Indien een huurder weigert zijn medewerking te verlenen aan het uitvoeren van de werkzaamheden, kan de verhuurder de huurder op grond van de huurovereenkomst en/of de wet (artikel 7:220 BW) verplichten zijn medewerking te verlenen.

Voor zover de verhuurder weigert de nodige maatregelen te treffen om aan de label C verplichting te voldoen, kan de huurder van de verhuurder verlangen het gebrek te herstellen. Of het niet voldoen aan de Label C – verplichting als een gebrek in de zin van artikel 7:204 lid 2 BW moet worden gekwalificeerd is onder meer afhankelijk van de aard van de nog te verrichten energiebesparende voorzieningen.

Tot slot

Voor zover een kantoorgebouw nog niet voldoet aan de eisen om een label C te krijgen is het van groot belang om vóór 1 januari 2023 de benodigde maatregelen te treffen om aan die eisen te voldoen en daarnaast tijdig een energielabel aan te vragen.  Als het kantoorgebouw op 1 januari 2023 nog niet beschikt over een energielabel C, dan is het verboden om dat kantoorgebouw te gebruiken of in gebruik te nemen.

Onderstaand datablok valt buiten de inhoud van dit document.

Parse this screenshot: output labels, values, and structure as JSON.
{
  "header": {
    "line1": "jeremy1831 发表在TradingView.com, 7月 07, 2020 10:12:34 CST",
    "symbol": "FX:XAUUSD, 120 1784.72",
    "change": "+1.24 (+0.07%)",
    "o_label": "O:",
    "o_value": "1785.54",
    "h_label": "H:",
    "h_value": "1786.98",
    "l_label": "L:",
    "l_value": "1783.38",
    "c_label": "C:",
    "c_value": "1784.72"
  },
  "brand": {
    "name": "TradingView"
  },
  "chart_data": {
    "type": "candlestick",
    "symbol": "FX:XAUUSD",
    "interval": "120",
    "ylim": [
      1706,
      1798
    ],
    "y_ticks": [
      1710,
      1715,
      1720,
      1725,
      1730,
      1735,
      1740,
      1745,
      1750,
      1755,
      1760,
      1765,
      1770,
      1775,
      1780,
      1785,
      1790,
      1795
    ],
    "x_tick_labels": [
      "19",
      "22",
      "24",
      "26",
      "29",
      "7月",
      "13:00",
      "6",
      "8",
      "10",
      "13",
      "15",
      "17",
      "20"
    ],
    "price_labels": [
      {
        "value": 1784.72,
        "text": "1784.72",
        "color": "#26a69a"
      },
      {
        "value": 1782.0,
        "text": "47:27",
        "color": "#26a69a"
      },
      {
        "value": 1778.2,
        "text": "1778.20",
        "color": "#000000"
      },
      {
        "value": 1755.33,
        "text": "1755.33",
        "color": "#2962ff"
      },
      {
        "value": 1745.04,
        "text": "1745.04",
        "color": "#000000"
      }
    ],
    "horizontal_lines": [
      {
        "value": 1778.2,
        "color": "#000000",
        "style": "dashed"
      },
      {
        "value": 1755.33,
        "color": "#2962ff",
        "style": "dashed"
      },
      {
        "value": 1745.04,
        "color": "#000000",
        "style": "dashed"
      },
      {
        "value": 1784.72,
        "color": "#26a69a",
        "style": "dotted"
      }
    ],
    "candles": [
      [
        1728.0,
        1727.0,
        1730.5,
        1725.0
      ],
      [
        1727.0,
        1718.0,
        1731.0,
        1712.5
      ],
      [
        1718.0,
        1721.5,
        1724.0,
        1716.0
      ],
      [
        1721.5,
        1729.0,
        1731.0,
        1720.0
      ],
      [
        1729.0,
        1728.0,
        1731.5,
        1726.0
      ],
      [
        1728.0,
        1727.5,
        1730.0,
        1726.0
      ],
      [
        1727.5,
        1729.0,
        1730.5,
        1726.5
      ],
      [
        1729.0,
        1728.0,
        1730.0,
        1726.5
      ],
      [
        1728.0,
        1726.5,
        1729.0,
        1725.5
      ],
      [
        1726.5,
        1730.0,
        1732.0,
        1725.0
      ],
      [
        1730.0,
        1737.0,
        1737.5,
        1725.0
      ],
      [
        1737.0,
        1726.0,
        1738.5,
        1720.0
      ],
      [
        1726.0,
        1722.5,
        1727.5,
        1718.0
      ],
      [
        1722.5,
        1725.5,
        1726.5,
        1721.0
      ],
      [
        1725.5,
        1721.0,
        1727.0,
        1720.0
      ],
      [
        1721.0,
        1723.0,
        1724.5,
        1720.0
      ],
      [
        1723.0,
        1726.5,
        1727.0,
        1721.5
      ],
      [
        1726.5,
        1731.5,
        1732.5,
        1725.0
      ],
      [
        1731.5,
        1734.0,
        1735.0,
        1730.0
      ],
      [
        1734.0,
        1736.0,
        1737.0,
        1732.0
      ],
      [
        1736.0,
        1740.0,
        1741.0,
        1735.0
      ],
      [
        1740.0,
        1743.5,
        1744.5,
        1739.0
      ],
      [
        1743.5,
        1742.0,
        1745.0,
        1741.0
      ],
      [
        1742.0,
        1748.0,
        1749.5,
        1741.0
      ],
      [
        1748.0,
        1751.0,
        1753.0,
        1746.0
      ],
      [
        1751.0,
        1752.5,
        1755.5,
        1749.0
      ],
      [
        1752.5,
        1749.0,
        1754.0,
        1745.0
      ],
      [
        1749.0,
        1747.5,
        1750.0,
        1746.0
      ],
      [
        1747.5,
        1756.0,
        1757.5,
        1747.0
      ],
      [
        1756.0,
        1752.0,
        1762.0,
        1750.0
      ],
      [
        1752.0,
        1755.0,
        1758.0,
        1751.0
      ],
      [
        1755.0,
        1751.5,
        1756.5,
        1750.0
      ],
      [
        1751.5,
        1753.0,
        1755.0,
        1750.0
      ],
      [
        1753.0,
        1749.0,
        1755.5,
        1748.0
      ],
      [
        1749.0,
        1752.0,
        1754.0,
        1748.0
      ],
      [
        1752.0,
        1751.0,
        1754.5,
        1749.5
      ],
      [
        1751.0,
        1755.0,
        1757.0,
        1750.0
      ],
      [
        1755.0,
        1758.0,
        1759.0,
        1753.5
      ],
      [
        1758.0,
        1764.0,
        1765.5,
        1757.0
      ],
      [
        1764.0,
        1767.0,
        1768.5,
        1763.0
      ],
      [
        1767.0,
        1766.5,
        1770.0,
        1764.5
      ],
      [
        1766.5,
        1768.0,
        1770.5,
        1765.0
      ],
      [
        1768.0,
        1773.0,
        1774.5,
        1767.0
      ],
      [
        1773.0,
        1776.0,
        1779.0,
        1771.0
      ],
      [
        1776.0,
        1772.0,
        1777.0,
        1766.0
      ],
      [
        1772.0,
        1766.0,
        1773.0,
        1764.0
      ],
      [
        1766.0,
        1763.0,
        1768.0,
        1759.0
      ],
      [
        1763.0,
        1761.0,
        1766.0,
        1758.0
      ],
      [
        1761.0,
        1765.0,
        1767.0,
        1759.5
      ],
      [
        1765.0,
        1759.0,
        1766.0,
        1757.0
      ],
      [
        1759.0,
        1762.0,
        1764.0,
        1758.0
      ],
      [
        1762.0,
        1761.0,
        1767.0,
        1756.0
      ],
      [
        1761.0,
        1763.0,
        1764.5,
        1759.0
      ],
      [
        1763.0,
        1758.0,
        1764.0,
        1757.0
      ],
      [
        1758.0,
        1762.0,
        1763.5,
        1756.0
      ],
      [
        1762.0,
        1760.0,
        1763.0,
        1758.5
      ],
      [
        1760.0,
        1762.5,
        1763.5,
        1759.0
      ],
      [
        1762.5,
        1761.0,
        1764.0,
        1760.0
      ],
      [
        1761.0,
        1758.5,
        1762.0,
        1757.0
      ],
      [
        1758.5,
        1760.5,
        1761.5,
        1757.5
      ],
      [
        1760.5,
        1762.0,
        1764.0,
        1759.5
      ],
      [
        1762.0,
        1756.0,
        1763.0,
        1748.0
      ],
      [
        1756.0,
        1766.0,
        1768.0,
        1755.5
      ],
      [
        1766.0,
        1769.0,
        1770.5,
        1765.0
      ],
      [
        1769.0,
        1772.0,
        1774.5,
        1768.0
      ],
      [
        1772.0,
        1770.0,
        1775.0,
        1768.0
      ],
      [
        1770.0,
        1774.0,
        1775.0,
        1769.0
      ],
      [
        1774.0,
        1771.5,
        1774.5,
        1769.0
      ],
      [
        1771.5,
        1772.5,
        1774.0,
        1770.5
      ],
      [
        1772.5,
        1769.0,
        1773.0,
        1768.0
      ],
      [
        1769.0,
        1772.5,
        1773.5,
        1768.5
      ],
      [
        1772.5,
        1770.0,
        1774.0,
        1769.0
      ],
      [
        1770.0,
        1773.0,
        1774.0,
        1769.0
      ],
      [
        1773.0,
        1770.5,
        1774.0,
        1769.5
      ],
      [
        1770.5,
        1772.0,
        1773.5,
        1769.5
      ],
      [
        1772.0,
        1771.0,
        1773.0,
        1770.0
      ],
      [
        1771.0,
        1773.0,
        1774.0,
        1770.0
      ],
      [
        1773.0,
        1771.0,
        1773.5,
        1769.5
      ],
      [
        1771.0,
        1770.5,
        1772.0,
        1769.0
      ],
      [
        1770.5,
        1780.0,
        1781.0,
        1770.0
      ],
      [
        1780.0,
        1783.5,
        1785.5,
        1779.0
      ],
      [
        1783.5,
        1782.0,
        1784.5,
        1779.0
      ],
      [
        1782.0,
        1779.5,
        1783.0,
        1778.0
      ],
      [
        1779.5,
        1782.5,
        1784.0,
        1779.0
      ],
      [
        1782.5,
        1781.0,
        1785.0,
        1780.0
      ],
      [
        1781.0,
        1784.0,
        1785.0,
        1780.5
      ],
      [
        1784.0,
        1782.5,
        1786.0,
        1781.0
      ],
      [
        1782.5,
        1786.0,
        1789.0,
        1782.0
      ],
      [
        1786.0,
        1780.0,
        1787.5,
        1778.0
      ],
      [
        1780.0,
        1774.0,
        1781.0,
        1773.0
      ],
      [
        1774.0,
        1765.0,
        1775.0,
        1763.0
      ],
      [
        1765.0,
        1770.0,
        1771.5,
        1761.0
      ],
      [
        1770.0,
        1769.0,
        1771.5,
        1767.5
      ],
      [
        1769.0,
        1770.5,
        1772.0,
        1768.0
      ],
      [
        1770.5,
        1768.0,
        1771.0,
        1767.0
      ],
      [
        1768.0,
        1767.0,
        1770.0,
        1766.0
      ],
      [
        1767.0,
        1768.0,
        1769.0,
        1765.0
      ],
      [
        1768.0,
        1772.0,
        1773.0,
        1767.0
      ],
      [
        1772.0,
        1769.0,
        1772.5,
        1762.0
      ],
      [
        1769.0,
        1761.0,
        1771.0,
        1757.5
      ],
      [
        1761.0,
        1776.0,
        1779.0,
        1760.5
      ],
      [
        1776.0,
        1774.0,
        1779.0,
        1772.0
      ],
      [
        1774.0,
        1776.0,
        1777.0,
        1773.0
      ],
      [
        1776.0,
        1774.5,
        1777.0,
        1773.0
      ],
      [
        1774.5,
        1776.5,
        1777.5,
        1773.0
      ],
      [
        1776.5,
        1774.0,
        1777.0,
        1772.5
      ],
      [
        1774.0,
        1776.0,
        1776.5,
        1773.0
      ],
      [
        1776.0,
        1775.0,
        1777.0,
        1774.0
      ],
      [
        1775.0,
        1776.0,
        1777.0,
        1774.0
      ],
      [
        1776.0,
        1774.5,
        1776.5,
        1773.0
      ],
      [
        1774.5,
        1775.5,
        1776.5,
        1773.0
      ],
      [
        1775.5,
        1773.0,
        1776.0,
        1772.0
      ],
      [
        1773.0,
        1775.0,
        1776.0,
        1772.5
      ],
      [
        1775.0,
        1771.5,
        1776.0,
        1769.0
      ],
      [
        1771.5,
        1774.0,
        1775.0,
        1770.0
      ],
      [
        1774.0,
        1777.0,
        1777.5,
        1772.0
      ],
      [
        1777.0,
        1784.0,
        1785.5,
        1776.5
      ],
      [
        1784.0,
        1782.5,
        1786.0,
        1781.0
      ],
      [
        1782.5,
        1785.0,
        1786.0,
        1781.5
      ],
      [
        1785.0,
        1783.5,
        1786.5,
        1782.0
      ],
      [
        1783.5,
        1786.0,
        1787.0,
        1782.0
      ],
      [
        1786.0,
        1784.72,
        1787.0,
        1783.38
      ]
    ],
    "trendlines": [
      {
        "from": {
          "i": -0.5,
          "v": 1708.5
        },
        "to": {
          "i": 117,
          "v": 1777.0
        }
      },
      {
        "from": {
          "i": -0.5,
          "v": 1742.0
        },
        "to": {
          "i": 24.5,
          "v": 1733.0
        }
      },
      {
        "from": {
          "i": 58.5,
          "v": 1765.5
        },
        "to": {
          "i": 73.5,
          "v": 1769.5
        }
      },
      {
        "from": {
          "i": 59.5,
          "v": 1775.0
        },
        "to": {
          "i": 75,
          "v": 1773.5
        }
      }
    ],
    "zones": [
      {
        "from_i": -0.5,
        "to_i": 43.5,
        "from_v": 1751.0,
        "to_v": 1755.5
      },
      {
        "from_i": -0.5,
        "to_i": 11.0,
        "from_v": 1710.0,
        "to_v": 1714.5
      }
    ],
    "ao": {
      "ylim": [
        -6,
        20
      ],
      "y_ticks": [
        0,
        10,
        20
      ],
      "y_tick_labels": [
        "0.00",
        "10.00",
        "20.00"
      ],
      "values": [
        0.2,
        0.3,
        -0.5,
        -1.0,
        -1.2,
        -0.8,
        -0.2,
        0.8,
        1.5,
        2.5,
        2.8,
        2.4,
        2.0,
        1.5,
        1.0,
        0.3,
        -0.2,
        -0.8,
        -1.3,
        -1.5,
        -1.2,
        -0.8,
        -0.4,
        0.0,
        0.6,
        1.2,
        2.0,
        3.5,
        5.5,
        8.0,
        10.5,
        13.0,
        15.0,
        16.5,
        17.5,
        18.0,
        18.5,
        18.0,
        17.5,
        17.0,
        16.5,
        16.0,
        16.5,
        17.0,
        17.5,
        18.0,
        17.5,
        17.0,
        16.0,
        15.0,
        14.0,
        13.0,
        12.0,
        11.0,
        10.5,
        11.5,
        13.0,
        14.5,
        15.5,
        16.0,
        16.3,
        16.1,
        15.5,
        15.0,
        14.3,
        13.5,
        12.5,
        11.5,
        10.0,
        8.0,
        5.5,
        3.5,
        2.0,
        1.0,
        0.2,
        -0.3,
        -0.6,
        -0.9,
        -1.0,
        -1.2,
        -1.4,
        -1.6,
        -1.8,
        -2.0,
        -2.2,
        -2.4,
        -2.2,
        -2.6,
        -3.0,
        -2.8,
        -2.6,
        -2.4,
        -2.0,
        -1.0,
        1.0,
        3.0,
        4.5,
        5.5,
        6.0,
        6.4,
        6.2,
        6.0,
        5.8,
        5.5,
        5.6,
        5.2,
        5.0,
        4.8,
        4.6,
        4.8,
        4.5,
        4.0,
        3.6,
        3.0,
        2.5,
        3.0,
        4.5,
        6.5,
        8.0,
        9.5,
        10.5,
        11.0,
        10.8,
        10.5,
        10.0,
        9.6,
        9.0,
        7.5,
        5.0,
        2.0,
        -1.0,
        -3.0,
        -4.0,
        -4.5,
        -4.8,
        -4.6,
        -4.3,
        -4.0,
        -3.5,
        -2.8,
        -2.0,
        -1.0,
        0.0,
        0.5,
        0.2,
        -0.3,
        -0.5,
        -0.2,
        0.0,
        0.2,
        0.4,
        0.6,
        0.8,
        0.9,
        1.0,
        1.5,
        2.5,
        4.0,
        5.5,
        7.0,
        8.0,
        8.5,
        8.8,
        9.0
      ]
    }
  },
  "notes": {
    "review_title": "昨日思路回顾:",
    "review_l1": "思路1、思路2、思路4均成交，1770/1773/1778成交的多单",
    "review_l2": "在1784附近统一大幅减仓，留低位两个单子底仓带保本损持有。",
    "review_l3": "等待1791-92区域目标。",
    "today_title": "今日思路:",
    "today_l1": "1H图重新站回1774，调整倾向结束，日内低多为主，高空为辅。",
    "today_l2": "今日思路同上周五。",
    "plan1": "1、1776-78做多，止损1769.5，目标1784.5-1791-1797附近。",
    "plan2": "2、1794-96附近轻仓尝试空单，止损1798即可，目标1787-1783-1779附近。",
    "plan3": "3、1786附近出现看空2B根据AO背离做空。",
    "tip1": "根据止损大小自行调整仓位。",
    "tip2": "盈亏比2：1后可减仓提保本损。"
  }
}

Heeft u naar aanleiding van bovenstaande nadere vragen, neem dan vooral contact met ons op.

[1] Nota van Toelichting bij het Besluit van 17 oktober 2018, houdende wijziging van het Bouwbesluit 2021 betreffende de labelverplichting voor kantoorgebouwen, Stb. 2018, 380, p. 9).

[2] Sinds 2019 heeft de ROZ-modelenergielabelbepalingen beschikbaar gesteld. Deze kunnen worden gebruikt bij nieuwe huurovereenkomsten.